00:14:38.720 | Yeah. Yeah. Yeah. Yeah.
00:15:08.560 | So, so the question, like, in a nutshell is like, are there, uh, perceptually aware metrics,
00:15:18.240 | right? Like, like, okay, you, I showed an example of FID score. It changes a lot with JPEG artifacts.
00:15:24.480 | Are those where it's almost like the opposite, barely changes, uh, and the metric is still good.
00:15:29.360 | Like, there are some, and many of these are used also in traditional, uh, encoding, uh, techniques. Um,
00:15:37.840 | But in a way I'm here to invite us all to start thinking about those, like,
00:15:43.680 | like to, we can actually train, like, we can train, uh, I mean, it's, it's called a classifier, right?

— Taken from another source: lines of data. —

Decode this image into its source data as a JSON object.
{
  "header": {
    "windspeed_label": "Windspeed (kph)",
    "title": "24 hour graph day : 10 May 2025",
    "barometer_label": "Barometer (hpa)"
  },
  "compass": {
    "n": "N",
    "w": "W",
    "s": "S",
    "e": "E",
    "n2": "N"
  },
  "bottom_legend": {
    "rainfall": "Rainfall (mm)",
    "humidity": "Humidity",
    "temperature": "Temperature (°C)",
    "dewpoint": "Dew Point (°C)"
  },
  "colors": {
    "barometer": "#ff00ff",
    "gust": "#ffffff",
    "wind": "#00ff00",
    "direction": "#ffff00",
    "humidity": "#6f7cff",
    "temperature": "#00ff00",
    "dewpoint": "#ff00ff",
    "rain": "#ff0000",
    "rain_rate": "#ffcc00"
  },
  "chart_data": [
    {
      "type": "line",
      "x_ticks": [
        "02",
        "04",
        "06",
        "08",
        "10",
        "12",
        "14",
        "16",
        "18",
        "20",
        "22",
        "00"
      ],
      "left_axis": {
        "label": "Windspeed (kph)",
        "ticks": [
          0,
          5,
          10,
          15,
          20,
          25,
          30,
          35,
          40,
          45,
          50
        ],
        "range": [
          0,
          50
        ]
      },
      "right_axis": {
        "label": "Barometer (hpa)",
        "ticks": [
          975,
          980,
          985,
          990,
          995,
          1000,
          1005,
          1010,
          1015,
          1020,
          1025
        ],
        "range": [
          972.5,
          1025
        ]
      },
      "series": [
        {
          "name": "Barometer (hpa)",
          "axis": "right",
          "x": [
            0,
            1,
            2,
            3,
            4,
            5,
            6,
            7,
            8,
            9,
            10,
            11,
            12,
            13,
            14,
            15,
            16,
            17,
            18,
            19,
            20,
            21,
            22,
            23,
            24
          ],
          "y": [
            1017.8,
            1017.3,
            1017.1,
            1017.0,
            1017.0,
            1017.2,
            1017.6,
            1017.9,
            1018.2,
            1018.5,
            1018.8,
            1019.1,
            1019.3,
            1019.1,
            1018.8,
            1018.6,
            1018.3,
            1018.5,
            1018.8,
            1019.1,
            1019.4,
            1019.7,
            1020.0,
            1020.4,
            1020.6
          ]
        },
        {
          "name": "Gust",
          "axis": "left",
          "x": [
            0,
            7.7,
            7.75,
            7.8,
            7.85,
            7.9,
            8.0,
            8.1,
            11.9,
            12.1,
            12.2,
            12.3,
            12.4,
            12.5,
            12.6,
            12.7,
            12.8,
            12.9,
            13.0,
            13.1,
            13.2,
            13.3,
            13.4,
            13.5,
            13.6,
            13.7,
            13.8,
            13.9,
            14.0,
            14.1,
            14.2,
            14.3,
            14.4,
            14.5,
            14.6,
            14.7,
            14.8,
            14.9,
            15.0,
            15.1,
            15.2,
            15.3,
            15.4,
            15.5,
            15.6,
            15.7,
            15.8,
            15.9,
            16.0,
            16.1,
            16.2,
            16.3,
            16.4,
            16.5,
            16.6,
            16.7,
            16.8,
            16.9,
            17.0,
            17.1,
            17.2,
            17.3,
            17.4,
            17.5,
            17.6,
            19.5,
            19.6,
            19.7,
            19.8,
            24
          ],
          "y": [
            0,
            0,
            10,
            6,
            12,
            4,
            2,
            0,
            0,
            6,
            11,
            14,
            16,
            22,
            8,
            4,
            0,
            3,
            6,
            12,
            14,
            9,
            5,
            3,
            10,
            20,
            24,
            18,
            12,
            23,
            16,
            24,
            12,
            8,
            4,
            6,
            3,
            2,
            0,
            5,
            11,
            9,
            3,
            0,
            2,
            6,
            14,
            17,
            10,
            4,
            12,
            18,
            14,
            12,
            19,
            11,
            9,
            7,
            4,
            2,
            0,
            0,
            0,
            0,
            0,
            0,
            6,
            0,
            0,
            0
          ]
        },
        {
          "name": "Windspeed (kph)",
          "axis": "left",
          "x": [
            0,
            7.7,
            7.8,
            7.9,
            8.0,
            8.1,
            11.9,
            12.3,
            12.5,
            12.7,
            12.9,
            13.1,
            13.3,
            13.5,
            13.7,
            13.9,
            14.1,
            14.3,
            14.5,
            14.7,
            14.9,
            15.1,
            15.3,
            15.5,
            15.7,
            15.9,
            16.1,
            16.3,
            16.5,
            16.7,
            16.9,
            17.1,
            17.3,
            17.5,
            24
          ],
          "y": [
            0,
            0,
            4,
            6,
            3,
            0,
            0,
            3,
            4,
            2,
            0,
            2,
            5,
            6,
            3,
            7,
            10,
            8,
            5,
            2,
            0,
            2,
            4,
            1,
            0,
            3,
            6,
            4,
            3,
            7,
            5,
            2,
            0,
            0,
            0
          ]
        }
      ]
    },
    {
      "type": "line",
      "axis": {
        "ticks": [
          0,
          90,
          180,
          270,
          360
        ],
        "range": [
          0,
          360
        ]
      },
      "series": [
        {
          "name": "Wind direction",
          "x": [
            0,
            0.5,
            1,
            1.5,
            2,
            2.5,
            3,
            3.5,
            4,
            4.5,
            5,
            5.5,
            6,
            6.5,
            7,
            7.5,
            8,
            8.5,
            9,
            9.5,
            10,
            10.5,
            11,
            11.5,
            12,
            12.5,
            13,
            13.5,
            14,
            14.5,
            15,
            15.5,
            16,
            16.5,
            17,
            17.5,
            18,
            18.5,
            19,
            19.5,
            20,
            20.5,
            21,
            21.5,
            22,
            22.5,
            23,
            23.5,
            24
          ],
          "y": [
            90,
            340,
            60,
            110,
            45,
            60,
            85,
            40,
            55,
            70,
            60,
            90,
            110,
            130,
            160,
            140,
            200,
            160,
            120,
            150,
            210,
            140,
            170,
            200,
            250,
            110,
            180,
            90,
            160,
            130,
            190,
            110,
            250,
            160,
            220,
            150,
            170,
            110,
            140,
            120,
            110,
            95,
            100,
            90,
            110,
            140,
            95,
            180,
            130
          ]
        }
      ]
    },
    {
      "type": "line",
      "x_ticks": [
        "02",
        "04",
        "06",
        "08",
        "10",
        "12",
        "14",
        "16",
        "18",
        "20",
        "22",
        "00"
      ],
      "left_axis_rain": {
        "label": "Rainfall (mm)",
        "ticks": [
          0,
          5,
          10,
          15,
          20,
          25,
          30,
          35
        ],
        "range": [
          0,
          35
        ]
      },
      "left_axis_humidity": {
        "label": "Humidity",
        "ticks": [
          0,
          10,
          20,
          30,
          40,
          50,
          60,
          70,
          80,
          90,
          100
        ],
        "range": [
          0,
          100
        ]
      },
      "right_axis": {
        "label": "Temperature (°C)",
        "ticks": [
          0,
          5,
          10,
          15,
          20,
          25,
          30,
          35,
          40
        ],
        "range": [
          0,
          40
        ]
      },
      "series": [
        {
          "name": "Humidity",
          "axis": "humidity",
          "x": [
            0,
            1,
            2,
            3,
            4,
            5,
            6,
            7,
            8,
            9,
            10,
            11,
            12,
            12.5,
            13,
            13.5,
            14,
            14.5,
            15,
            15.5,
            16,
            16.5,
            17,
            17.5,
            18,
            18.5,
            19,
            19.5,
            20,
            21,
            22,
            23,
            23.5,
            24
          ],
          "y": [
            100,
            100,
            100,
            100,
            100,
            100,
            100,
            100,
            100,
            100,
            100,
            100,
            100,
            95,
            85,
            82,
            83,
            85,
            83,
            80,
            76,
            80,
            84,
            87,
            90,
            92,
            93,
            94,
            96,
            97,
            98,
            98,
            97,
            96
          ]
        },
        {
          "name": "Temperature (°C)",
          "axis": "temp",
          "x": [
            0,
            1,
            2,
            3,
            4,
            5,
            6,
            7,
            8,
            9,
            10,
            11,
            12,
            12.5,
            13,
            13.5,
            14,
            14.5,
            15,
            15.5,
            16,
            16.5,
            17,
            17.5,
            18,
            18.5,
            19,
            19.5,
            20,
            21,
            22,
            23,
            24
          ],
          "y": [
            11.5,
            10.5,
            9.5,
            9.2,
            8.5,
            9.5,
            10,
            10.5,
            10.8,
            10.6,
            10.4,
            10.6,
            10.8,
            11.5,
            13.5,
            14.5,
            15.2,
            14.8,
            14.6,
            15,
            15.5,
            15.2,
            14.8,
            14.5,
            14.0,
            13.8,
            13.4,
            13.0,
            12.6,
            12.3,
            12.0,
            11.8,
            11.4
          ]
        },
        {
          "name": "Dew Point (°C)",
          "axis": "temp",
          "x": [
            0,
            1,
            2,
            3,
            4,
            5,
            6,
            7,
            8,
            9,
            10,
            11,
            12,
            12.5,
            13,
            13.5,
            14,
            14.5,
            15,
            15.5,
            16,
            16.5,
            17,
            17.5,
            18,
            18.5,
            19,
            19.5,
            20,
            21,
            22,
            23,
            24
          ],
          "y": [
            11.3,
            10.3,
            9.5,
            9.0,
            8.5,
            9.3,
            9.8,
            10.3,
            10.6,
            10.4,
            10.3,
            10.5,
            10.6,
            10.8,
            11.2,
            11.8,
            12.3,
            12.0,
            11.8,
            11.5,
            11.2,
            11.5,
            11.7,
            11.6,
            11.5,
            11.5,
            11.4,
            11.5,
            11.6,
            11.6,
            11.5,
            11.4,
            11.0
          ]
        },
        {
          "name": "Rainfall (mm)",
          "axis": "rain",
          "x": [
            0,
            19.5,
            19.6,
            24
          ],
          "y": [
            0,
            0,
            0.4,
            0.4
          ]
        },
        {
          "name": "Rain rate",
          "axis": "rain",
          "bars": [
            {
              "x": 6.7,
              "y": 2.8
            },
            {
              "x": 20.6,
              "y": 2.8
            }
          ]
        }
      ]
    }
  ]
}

00:15:56.320 | Or, or, or a continuous classifier. We can train so that it understands what we mean. And it's like,
00:16:01.440 | hey, I showed you these five images. These five images are actually all good. And then they can have
00:16:05.600 | all sorts of artifacts, not just JPEG artifacts. And this is exactly where machine learning excels,
00:16:11.200 | right? When it's all about opinions. And it's like, let me just know and you will know, you know,
00:16:16.000 | you know what, you will know when you see it. That's precisely the type of question that AI is amazing at.